Jika orang Bank Indonesia memberikan sosialisasi kepada para ulama pesantren, maka ulama bisa saja menolak berdasarkan ilmu ushul fiqh atau disiplin ilmu syariah lainnya. Sebaliknya jika ulama pesantren yang sosilisasi, juga tidak cukup karena tidak ada informasi ilmiah yang dilekatkan kepada syariah. Para ulama menggangap bahwa para bankir dari Bank Indonesia tidak ahli dalam tafsir ayat-ayat al-quran, hadits, ilmu ushul fiqh, tarikh tastri’ dan sebagainya. Karena itu, pendekatan kepada ulama haruslah melalui pendekatan ilmu-ilmu syariah sendiri ditambah ilmu-ilmu moneter dan perbankan secara utuh.

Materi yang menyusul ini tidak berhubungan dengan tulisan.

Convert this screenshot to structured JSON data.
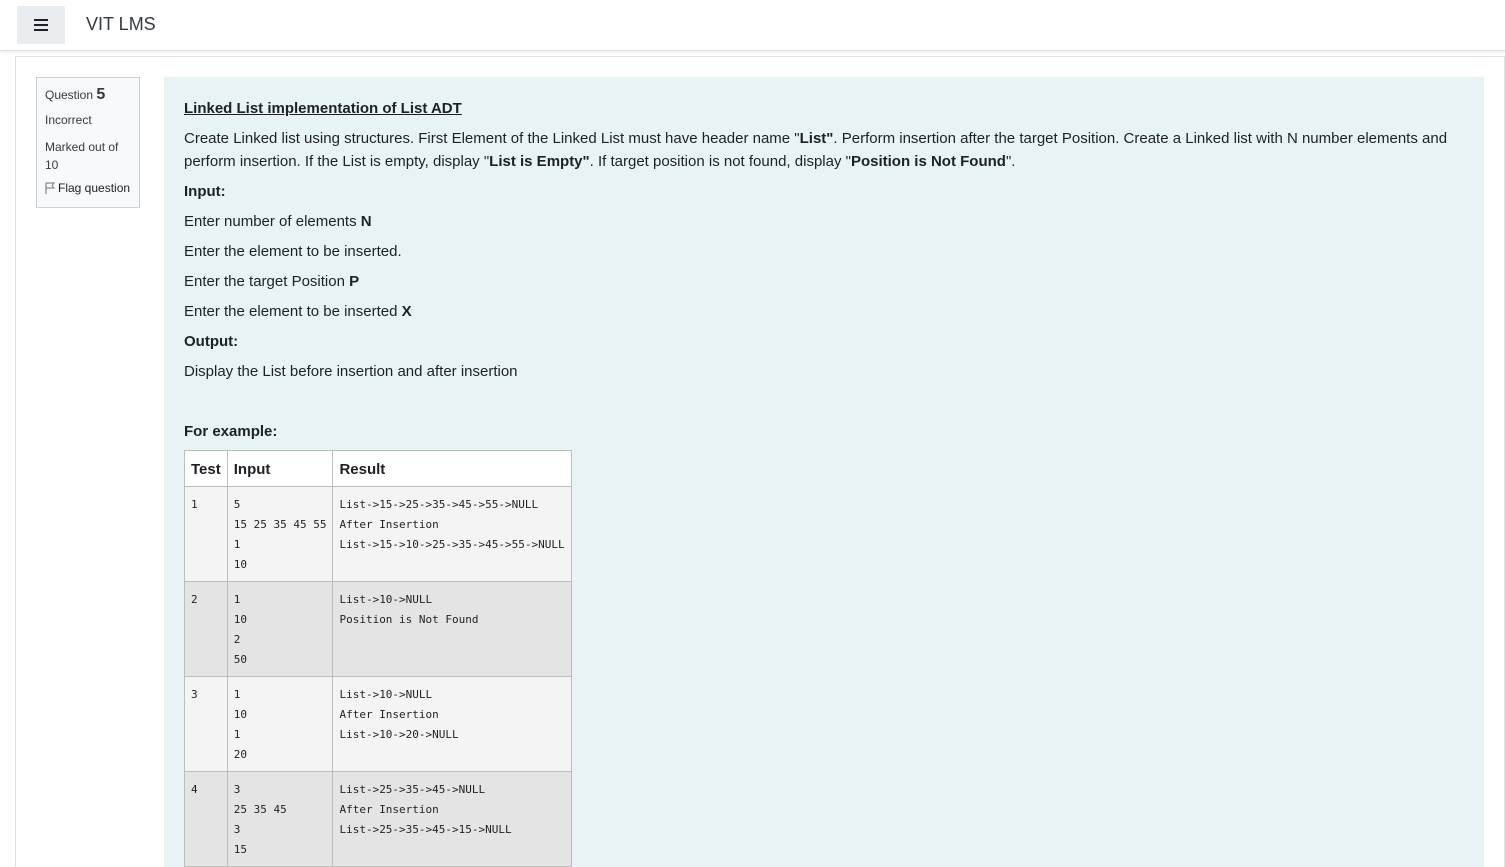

2.3.2       Analisa Distribusi Penjualan Produk Perbankan Syariah 

           melalui Office Channeling.


Saat ini market share (pangsa pasar) perbankan syariah baru sekitar 6% persen dari total asset perbankan secara nasional. Dengan office channeling, target yang dipasang Bank Indonesia dalam blueprint, seharusnya Akan terlampaui pada tahun 2019. Tetapi sejak tahun office channeling diluncurkan, tanda-tanda quantum growing (loncatan pertumbuhan) perbankan syariah sudah mulai terlihat. Sampai semester pertama tahun 2018, market share perbankan syariah seakan masih jalan di tempat, berkisar antara 5.9 persen sampai dengan 6 persen  (arroud 5% - 6% Trap)

Kebijakan office  channeling ini  juga  dimaksudkan  untuk  mengarahkan  aktivitas perbankan   agar   mampu   menunjang   pertumbuhan   ekonomi   nasional   melalui kegiatan perbankan syariah.   Penerapan office   channeling,   akan   semakin memudahkan masyarakat melakukan transaksi syariah. Dengan kata lain, kendala terhadap  lokasi  Bank  Syariah  yang  selama  ini  menjadi  masalah  akan  dapat teratasi,  karena  selama  ini  masyarakat  ingin  menabung  dengan  Bank  Syariah mengalami  kesulitan karena  belum  banyak  Bank  Syariah  yang  beroperasi  di Indonesia.

Dengan office   channeling kendala   tersebut   bisa   teratasi.  Dengan semakin  mudahnya  masyarkat  mendapatkan  akses  layanan  perbankan  syariah, diperkirakan  pertumbuhan  bank  syariah  akan  semakin  besar  secara  signifikan. Sehingga   pangsa   pasar   perbankan   syariah   terdapat   perbankan   nasional   bisa meningkat pula (Ade Candra Kusuma, 2007).

Adanya kantor layanan syariah di cabang cabang bank konvensional secara nyata mendorong pertumbuhan nasabah perbankan syariah di unit usaha syariah bank tersebut. Empat puluh persen (40%) nasabah yang datang ke cabang konvensional yang ada kantor layanan syariah merasa tertarik dengan sistem perbankan syariah. Sayangnya, hanya dua persen (2%) dari mereka yang benar-benar membuka rekening syariah. (http://www.syakirsula.com).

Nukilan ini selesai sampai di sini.